Hénin-Beaumont, mai 2018

Cité Darcy, samedi après-midi. Dans cette ancienne cité minière du sud d’Hénin-Beaumont, nous échangeons avec Sébastien, ouvrier dans l’automobile depuis plus de 20 ans. « L’Europe ? On subit ! Regardez le dumping social, les travailleurs détachés polonais qui viennent bosser au SMIC : certes, ils vivent mieux que dans leur pays, mais nous ? »

Partout, les mêmes témoignages. L’Europe, on n’y croit plus. Ou plutôt : on aimerait y croire, on sait que c’est important, mais on a le sentiment d’être perdants. A Hénin-Beaumont, en 2014, 61 % des inscrits se sont abstenus aux élections européennes. Plus de 3 jeunes sur 4 n’ont pas voté. Résultat : la moitié des parlementaires européens dans la région Hauts-de-France sont du Front national.

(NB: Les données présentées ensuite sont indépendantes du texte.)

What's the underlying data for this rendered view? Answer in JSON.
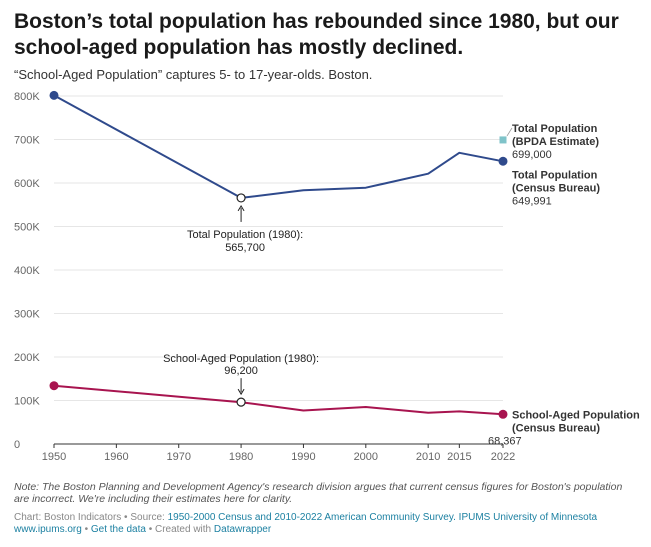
{
  "header": {
    "title": "Boston’s total population has rebounded since 1980, but our school-aged population has mostly declined.",
    "subtitle": "“School-Aged Population” captures 5- to 17-year-olds. Boston."
  },
  "chart_data": {
    "type": "line",
    "x": [
      1950,
      1960,
      1970,
      1980,
      1990,
      2000,
      2010,
      2015,
      2022
    ],
    "x_ticks": [
      "1950",
      "1960",
      "1970",
      "1980",
      "1990",
      "2000",
      "2010",
      "2015",
      "2022"
    ],
    "y_ticks": [
      "0",
      "100K",
      "200K",
      "300K",
      "400K",
      "500K",
      "600K",
      "700K",
      "800K"
    ],
    "ylim": [
      0,
      800000
    ],
    "colors": {
      "total": "#2f4a8c",
      "school": "#a8144f",
      "bpda": "#7fc3c9",
      "grid": "#e6e6e6",
      "axis": "#333333"
    },
    "series": [
      {
        "name": "Total Population (Census Bureau)",
        "x": [
          1950,
          1980,
          1990,
          2000,
          2010,
          2015,
          2022
        ],
        "values": [
          801444,
          565700,
          583300,
          589100,
          621400,
          669500,
          649991
        ],
        "label_lines": [
          "Total Population",
          "(Census Bureau)"
        ],
        "value_label": "649,991"
      },
      {
        "name": "School-Aged Population (Census Bureau)",
        "x": [
          1950,
          1980,
          1990,
          2000,
          2010,
          2015,
          2022
        ],
        "values": [
          134000,
          96200,
          77000,
          85000,
          72000,
          75000,
          68367
        ],
        "label_lines": [
          "School-Aged Population",
          "(Census Bureau)"
        ],
        "value_label": "68,367"
      }
    ],
    "estimate": {
      "name": "Total Population (BPDA Estimate)",
      "x": 2022,
      "value": 699000,
      "label_lines": [
        "Total Population",
        "(BPDA Estimate)"
      ],
      "value_label": "699,000"
    },
    "annotations": [
      {
        "series": 0,
        "x": 1980,
        "value": 565700,
        "lines": [
          "Total Population (1980):",
          "565,700"
        ],
        "position": "below"
      },
      {
        "series": 1,
        "x": 1980,
        "value": 96200,
        "lines": [
          "School-Aged Population (1980):",
          "96,200"
        ],
        "position": "above"
      }
    ]
  },
  "notes": {
    "note": "Note: The Boston Planning and Development Agency's research division argues that current census figures for Boston's population are incorrect. We're including their estimates here for clarity."
  },
  "footer": {
    "chart_prefix": "Chart: Boston Indicators • Source: ",
    "source_link": "1950-2000 Census and 2010-2022 American Community Survey. IPUMS University of Minnesota",
    "site_link": "www.ipums.org",
    "sep": " • ",
    "get_data": "Get the data",
    "created_prefix": " • Created with ",
    "datawrapper": "Datawrapper"
  }
}
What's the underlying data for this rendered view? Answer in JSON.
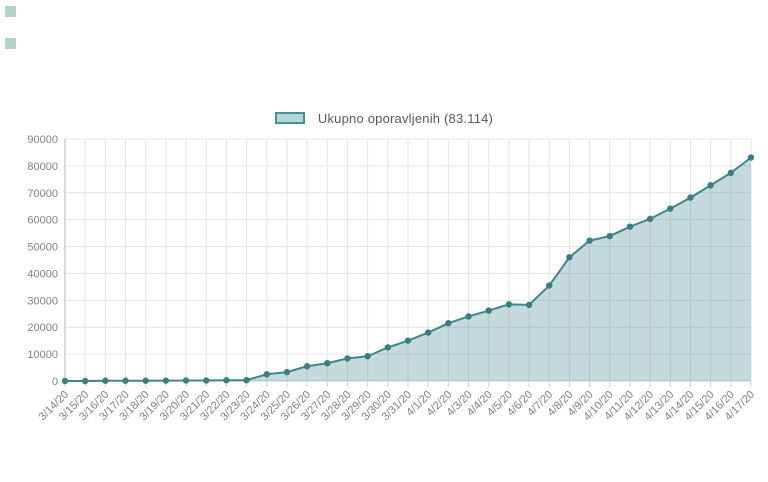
{
  "page": {
    "background": "#ffffff",
    "decor_square_color": "rgba(77,158,137,0.45)"
  },
  "legend": {
    "label": "Ukupno oporavljenih (83.114)",
    "swatch_fill": "#b5d6d8",
    "swatch_border": "#4a8f94"
  },
  "chart_data": {
    "type": "area",
    "title": "",
    "xlabel": "",
    "ylabel": "",
    "x": [
      "3/14/20",
      "3/15/20",
      "3/16/20",
      "3/17/20",
      "3/18/20",
      "3/19/20",
      "3/20/20",
      "3/21/20",
      "3/22/20",
      "3/23/20",
      "3/24/20",
      "3/25/20",
      "3/26/20",
      "3/27/20",
      "3/28/20",
      "3/29/20",
      "3/30/20",
      "3/31/20",
      "4/1/20",
      "4/2/20",
      "4/3/20",
      "4/4/20",
      "4/5/20",
      "4/6/20",
      "4/7/20",
      "4/8/20",
      "4/9/20",
      "4/10/20",
      "4/11/20",
      "4/12/20",
      "4/13/20",
      "4/14/20",
      "4/15/20",
      "4/16/20",
      "4/17/20"
    ],
    "series": [
      {
        "name": "Ukupno oporavljenih",
        "final_value_label": "83.114",
        "values": [
          0,
          0,
          100,
          100,
          100,
          150,
          200,
          200,
          300,
          300,
          2500,
          3300,
          5500,
          6600,
          8400,
          9200,
          12500,
          15000,
          18000,
          21500,
          24000,
          26200,
          28500,
          28300,
          35500,
          46000,
          52200,
          53900,
          57400,
          60300,
          64100,
          68200,
          72800,
          77400,
          83114
        ]
      }
    ],
    "ylim": [
      0,
      90000
    ],
    "y_ticks": [
      0,
      10000,
      20000,
      30000,
      40000,
      50000,
      60000,
      70000,
      80000,
      90000
    ],
    "grid": true,
    "legend_position": "top-center",
    "colors": {
      "line": "#3f868c",
      "fill": "rgba(63,134,140,0.30)",
      "marker": "#3a7e84",
      "grid": "#e4e4e4",
      "axis": "#b6b6b6",
      "baseline": "#cfcfcf",
      "tick_label": "#818181"
    }
  }
}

Alors avec une trentaine de marcheurs, nous étions la semaine dernière à Hénin-Beaumont pour une opération de porte-à-porte dans le cadre de la Grande marche pour l’Europe. Venus de région parisienne, de Belgique et bien sûr du Pas-de-Calais, nous n’étions là ni pour juger ni pour convaincre. Nous étions là pour écouter.

Et qu’avons-nous entendu ? Beaucoup d’indifférence, il est vrai. Ce sentiment obstiné que voter ne change rien, que l’Europe et la mondialisation alignent toujours vers le bas. Mais parfois aussi, des espoirs subtiles, des attentes sincères, comme cette dame âgée qui nous intimait de « surtout garder l’euro ! Moi, j’ai connu le franc, l’inflation, aujourd’hui il y a au moins la stabilité ».

Puis, au fil des discussions, les idées fusent. Harmoniser le prix des paquets de cigarettes pour éviter la contrebande, nous suggère ce buraliste. Lutter plus sévèrement contre la fraude fiscale des grands groupes et instaurer progressivement un salaire minimum européen, esquisse une mère au foyer. Mieux éduquer au fonctionnement des institutions européennes, propose un lycéen.

Et toujours ce même mot pour conclure : « merci ». Merci, non pour avoir fait le déplacement, ni même pour avoir pris le temps. Mais merci, peut-être, de comprendre que l’Europe ne se décrèterait plus d’en haut. Merci pour ne plus subir.

Alors on objectera qu’une journée de porte-à-porte ne fait pas un projet. Que des témoignages ne font pas une élection. Et c’est vrai. Après le porte-à-porte viendra le temps du projet ; après le projet, celui des coalitions. Mais comprenons cela : c’est par le terrain que tout commence. Et c’est par Hénin-Beaumont que nous refonderons l’Europe.